## We’re done with our Applied Regression final exam (and solution to question 15)

We’re done with our exam.

And the solution to question 15:

15. Consider the following procedure.

• Set n = 100 and draw n continuous values x_i uniformly distributed between 0 and 10. Then simulate data from the model y_i = a + bx_i + error_i, for i = 1,…,n, with a = 2, b = 3, and independent errors from a normal distribution.

• Regress y on x. Look at the median and mad sd of b. Check to see if the interval formed by the median ± 2 mad sd includes the true value, b = 3.

• Repeat the above two steps 1000 times.

(a) True or false: You would expect the interval to contain the true value approximately 950 times. Explain your answer (in one sentence).

(b) Same as above, except the error distribution is bimodal, not normal. True or false: You would expect the interval to contain the true value approximately 950 times. Explain your answer (in one sentence).

Both (a) and (b) are true.

(a) is true because everything’s approximately normally distributed so you’d expect a 95% chance for an estimate +/- 2 se’s to contain the true value. In real life we’re concerned with model violations, but here it’s all simulated data so no worries about bias. And n=100 is large enough that we don’t have to worry about the t rather than normal distribution. (Actually, even if n were pretty small, we’d be doing ok with estimates +/- 2 sd’s because we’re using the mad sd which gets wider when the t degrees of freedom are low.)
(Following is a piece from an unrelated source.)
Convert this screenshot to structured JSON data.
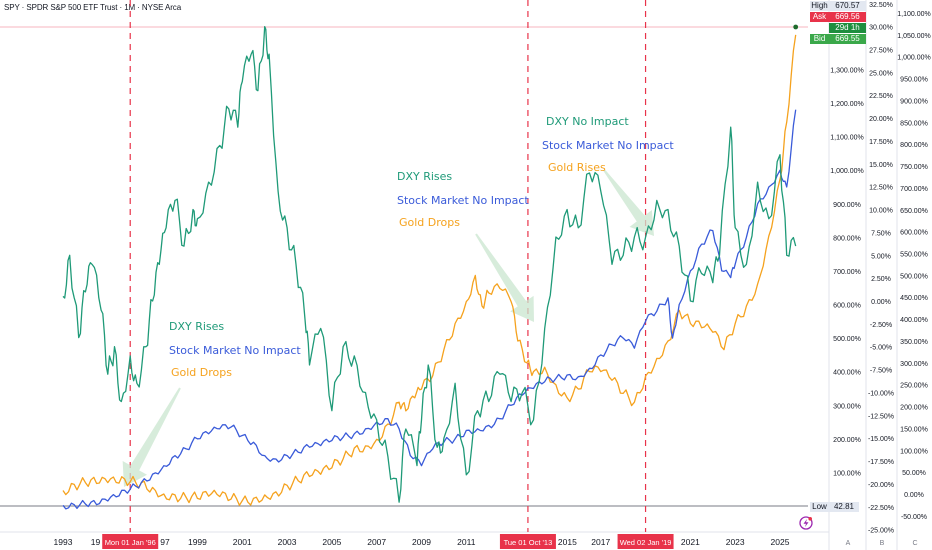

And (b) is true too because of the central limit theorem. Switching from a normal to a bimodal distribution will affect predictions for individual cases but it will have essentially no effect on the distribution of the estimate, which is an average from 100 data points.

Common mistakes

Most of the students got (a) correct but not (b). I guess I have to bang even harder on the relative unimportance of the error distribution (except when the goal is predicting individual cases).

1. Christian Hennig says:

I actually don’t like questions with “you expect”, because whatever they expect is what they expect. If they expect something wrong, it’s still correct that they expect that.

• Andrew says:

Christian:

Good point. Instead of “You would expect the interval to contain…”, I could say, “The interval should contain…”

• Phil says:

Seems a bit pedantic, but OK. The question could be rephrased to “You should expect…”
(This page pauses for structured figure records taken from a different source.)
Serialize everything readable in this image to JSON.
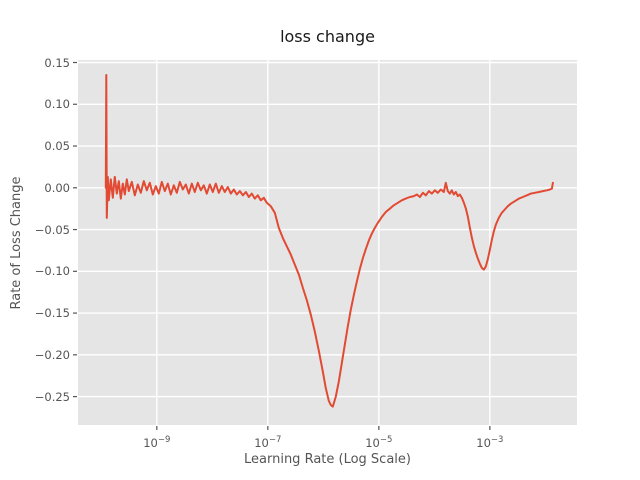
{
  "chart_data": {
    "type": "line",
    "title": "loss change",
    "xlabel": "Learning Rate (Log Scale)",
    "ylabel": "Rate of Loss Change",
    "x_scale": "log",
    "grid": true,
    "legend": "none",
    "xlim_log10": [
      -10.42,
      -1.43
    ],
    "ylim": [
      -0.284,
      0.153
    ],
    "colors": {
      "line": "#E24A33",
      "plot_background": "#E5E5E5",
      "grid": "#FFFFFF",
      "tick_text": "#555555",
      "title_text": "#1a1a1a",
      "tick_mark": "#555555"
    },
    "x_ticks": [
      {
        "log10": -9,
        "base": "10",
        "exp": "−9"
      },
      {
        "log10": -7,
        "base": "10",
        "exp": "−7"
      },
      {
        "log10": -5,
        "base": "10",
        "exp": "−5"
      },
      {
        "log10": -3,
        "base": "10",
        "exp": "−3"
      }
    ],
    "y_ticks": [
      {
        "value": 0.15,
        "label": "0.15"
      },
      {
        "value": 0.1,
        "label": "0.10"
      },
      {
        "value": 0.05,
        "label": "0.05"
      },
      {
        "value": 0.0,
        "label": "0.00"
      },
      {
        "value": -0.05,
        "label": "−0.05"
      },
      {
        "value": -0.1,
        "label": "−0.10"
      },
      {
        "value": -0.15,
        "label": "−0.15"
      },
      {
        "value": -0.2,
        "label": "−0.20"
      },
      {
        "value": -0.25,
        "label": "−0.25"
      }
    ],
    "points": [
      [
        -9.919,
        0.0
      ],
      [
        -9.91,
        0.135
      ],
      [
        -9.901,
        -0.036
      ],
      [
        -9.883,
        0.013
      ],
      [
        -9.865,
        -0.015
      ],
      [
        -9.829,
        0.01
      ],
      [
        -9.793,
        -0.012
      ],
      [
        -9.757,
        0.013
      ],
      [
        -9.721,
        -0.007
      ],
      [
        -9.685,
        0.008
      ],
      [
        -9.649,
        -0.013
      ],
      [
        -9.613,
        0.005
      ],
      [
        -9.577,
        -0.008
      ],
      [
        -9.541,
        0.01
      ],
      [
        -9.505,
        -0.004
      ],
      [
        -9.45,
        0.007
      ],
      [
        -9.396,
        -0.009
      ],
      [
        -9.342,
        0.004
      ],
      [
        -9.288,
        -0.006
      ],
      [
        -9.234,
        0.008
      ],
      [
        -9.18,
        -0.003
      ],
      [
        -9.126,
        0.006
      ],
      [
        -9.072,
        -0.008
      ],
      [
        -9.018,
        0.002
      ],
      [
        -8.964,
        -0.007
      ],
      [
        -8.91,
        0.007
      ],
      [
        -8.856,
        -0.004
      ],
      [
        -8.802,
        0.005
      ],
      [
        -8.748,
        -0.008
      ],
      [
        -8.694,
        0.003
      ],
      [
        -8.64,
        -0.006
      ],
      [
        -8.586,
        0.007
      ],
      [
        -8.532,
        -0.002
      ],
      [
        -8.477,
        0.004
      ],
      [
        -8.423,
        -0.007
      ],
      [
        -8.369,
        0.005
      ],
      [
        -8.315,
        -0.005
      ],
      [
        -8.261,
        0.006
      ],
      [
        -8.207,
        -0.003
      ],
      [
        -8.153,
        0.003
      ],
      [
        -8.099,
        -0.007
      ],
      [
        -8.045,
        0.004
      ],
      [
        -7.991,
        -0.005
      ],
      [
        -7.937,
        0.005
      ],
      [
        -7.883,
        -0.006
      ],
      [
        -7.829,
        0.002
      ],
      [
        -7.775,
        -0.005
      ],
      [
        -7.721,
        0.001
      ],
      [
        -7.667,
        -0.007
      ],
      [
        -7.613,
        -0.002
      ],
      [
        -7.559,
        -0.008
      ],
      [
        -7.505,
        -0.004
      ],
      [
        -7.45,
        -0.009
      ],
      [
        -7.396,
        -0.005
      ],
      [
        -7.342,
        -0.011
      ],
      [
        -7.288,
        -0.007
      ],
      [
        -7.234,
        -0.013
      ],
      [
        -7.18,
        -0.009
      ],
      [
        -7.126,
        -0.015
      ],
      [
        -7.072,
        -0.012
      ],
      [
        -7.018,
        -0.018
      ],
      [
        -6.946,
        -0.022
      ],
      [
        -6.874,
        -0.03
      ],
      [
        -6.802,
        -0.048
      ],
      [
        -6.73,
        -0.06
      ],
      [
        -6.658,
        -0.07
      ],
      [
        -6.586,
        -0.08
      ],
      [
        -6.514,
        -0.092
      ],
      [
        -6.441,
        -0.104
      ],
      [
        -6.369,
        -0.12
      ],
      [
        -6.297,
        -0.135
      ],
      [
        -6.225,
        -0.152
      ],
      [
        -6.153,
        -0.172
      ],
      [
        -6.081,
        -0.195
      ],
      [
        -6.009,
        -0.22
      ],
      [
        -5.955,
        -0.24
      ],
      [
        -5.901,
        -0.255
      ],
      [
        -5.865,
        -0.26
      ],
      [
        -5.829,
        -0.262
      ],
      [
        -5.775,
        -0.25
      ],
      [
        -5.721,
        -0.232
      ],
      [
        -5.667,
        -0.21
      ],
      [
        -5.613,
        -0.188
      ],
      [
        -5.559,
        -0.166
      ],
      [
        -5.505,
        -0.146
      ],
      [
        -5.45,
        -0.128
      ],
      [
        -5.396,
        -0.112
      ],
      [
        -5.342,
        -0.097
      ],
      [
        -5.288,
        -0.084
      ],
      [
        -5.234,
        -0.073
      ],
      [
        -5.18,
        -0.063
      ],
      [
        -5.126,
        -0.055
      ],
      [
        -5.072,
        -0.048
      ],
      [
        -5.018,
        -0.042
      ],
      [
        -4.946,
        -0.035
      ],
      [
        -4.874,
        -0.029
      ],
      [
        -4.802,
        -0.025
      ],
      [
        -4.73,
        -0.021
      ],
      [
        -4.658,
        -0.018
      ],
      [
        -4.586,
        -0.015
      ],
      [
        -4.514,
        -0.013
      ],
      [
        -4.441,
        -0.011
      ],
      [
        -4.369,
        -0.01
      ],
      [
        -4.315,
        -0.008
      ],
      [
        -4.261,
        -0.011
      ],
      [
        -4.207,
        -0.006
      ],
      [
        -4.153,
        -0.009
      ],
      [
        -4.099,
        -0.004
      ],
      [
        -4.045,
        -0.007
      ],
      [
        -3.991,
        -0.003
      ],
      [
        -3.937,
        -0.006
      ],
      [
        -3.883,
        -0.002
      ],
      [
        -3.829,
        -0.005
      ],
      [
        -3.793,
        0.006
      ],
      [
        -3.757,
        -0.004
      ],
      [
        -3.721,
        -0.007
      ],
      [
        -3.685,
        -0.003
      ],
      [
        -3.649,
        -0.008
      ],
      [
        -3.613,
        -0.005
      ],
      [
        -3.577,
        -0.01
      ],
      [
        -3.541,
        -0.008
      ],
      [
        -3.505,
        -0.012
      ],
      [
        -3.468,
        -0.018
      ],
      [
        -3.432,
        -0.025
      ],
      [
        -3.396,
        -0.035
      ],
      [
        -3.36,
        -0.048
      ],
      [
        -3.324,
        -0.06
      ],
      [
        -3.288,
        -0.07
      ],
      [
        -3.252,
        -0.078
      ],
      [
        -3.216,
        -0.085
      ],
      [
        -3.18,
        -0.091
      ],
      [
        -3.144,
        -0.096
      ],
      [
        -3.108,
        -0.098
      ],
      [
        -3.072,
        -0.094
      ],
      [
        -3.036,
        -0.085
      ],
      [
        -3.0,
        -0.074
      ],
      [
        -2.964,
        -0.062
      ],
      [
        -2.928,
        -0.052
      ],
      [
        -2.892,
        -0.044
      ],
      [
        -2.838,
        -0.036
      ],
      [
        -2.784,
        -0.03
      ],
      [
        -2.73,
        -0.026
      ],
      [
        -2.676,
        -0.022
      ],
      [
        -2.622,
        -0.019
      ],
      [
        -2.55,
        -0.016
      ],
      [
        -2.477,
        -0.013
      ],
      [
        -2.405,
        -0.011
      ],
      [
        -2.333,
        -0.009
      ],
      [
        -2.261,
        -0.007
      ],
      [
        -2.189,
        -0.006
      ],
      [
        -2.117,
        -0.005
      ],
      [
        -2.045,
        -0.004
      ],
      [
        -1.973,
        -0.003
      ],
      [
        -1.919,
        -0.002
      ],
      [
        -1.883,
        -0.001
      ],
      [
        -1.865,
        0.006
      ]
    ]
  }
}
• It’s good to explicitly state the background that should be assumed in questions. This is a stumbling block for a lot of advanced students who might know something beyond the course and so don’t know how to answer a question that say makes simplifying assumptions that they know are wrong or etc. That used to drive me crazy in physics class… there’d be no correct answer for some multiple choice questions… because the “right” answer was only approximately right according to some assumptions.

• Phil says:

Daniel, to your point, I still remember how mad I was when a junior high school teacher marked me wrong for responding True to a question that was something like “True or false: a cyclonic tropical storm in the Atlantic that has wind speeds over 85 mph is a hurricane.” We had learned that an Atlantic cyclone with wind speeds over 75 mph (or something like that) is a hurricane, so the storm in the question meets the definition of hurricane. True. But no, the teacher marked it false. When I complained, he said that what he _meant_ was “True or false: a hurricane is a cyclonic tropical storm in the atlantic that has wind speeds over 85 mph.” Yeah, OK, but that’s not what you asked! And he said “you knew what I meant.” No! No I didn’t! Grrrrr.

So, yeah, you should make sure your question asks what you intend it to ask, and not something else that is similar and that can be interpreted in some other way. I agree with the principle.

Even so, in this case, I think the ‘You would expect…’ wording is OK: I think it’s understood by all non-pedants that the ‘you’ here is intended to be someone who understands the problem and can find the right answer, it’s not literally ‘you’. Or I should say I think it’s understood by _almost_ all non-pedants: I can imagine an autistic person, for example, taking ‘you’ literally. I agree it would be good to fix this question, but it’s hard for me to believe anyone would really think this was really a question about the state of mind of the test-taker rather than being a statistics question.

• Carlos Ungil says:

How are these questions problematic? At least in this case: “True or false: You would expect the interval to contain the true value approximately 950 times. Explain your answer (in one sentence).”

If the student would expect something different from the interval containing the true value approximately 950 times he can answer “false” and explain why. And he will be graded accordingly.

2. george says:

Doesn’t part (b) need to state something stronger than just “bimodal”? If the error distribution were bimodal but didn’t have finite moments I’d wouldn’t expect CLT results to hold.

• Andrew says:

George:

I guess so. It never came up in class so I didn’t think about this when writing the question.

• Do you think a discussion of error distributions that do not have finite moments is an important topic in an applied regression course?

• I’m kinda split on this one. I think it’s worth it for students to know something about heavy tailed distributions, particularly for certain kinds of disaster risk analysis, but teaching this in a useful way is not easy.

• george says:

Keith: yes, that or something similar. If students are going to rely on CLT results we should equip them with some knowledge of when those approximations don’t work well. Heavy-tailed distributions – or large values of higher order moments, in finite samples – are one source of trouble.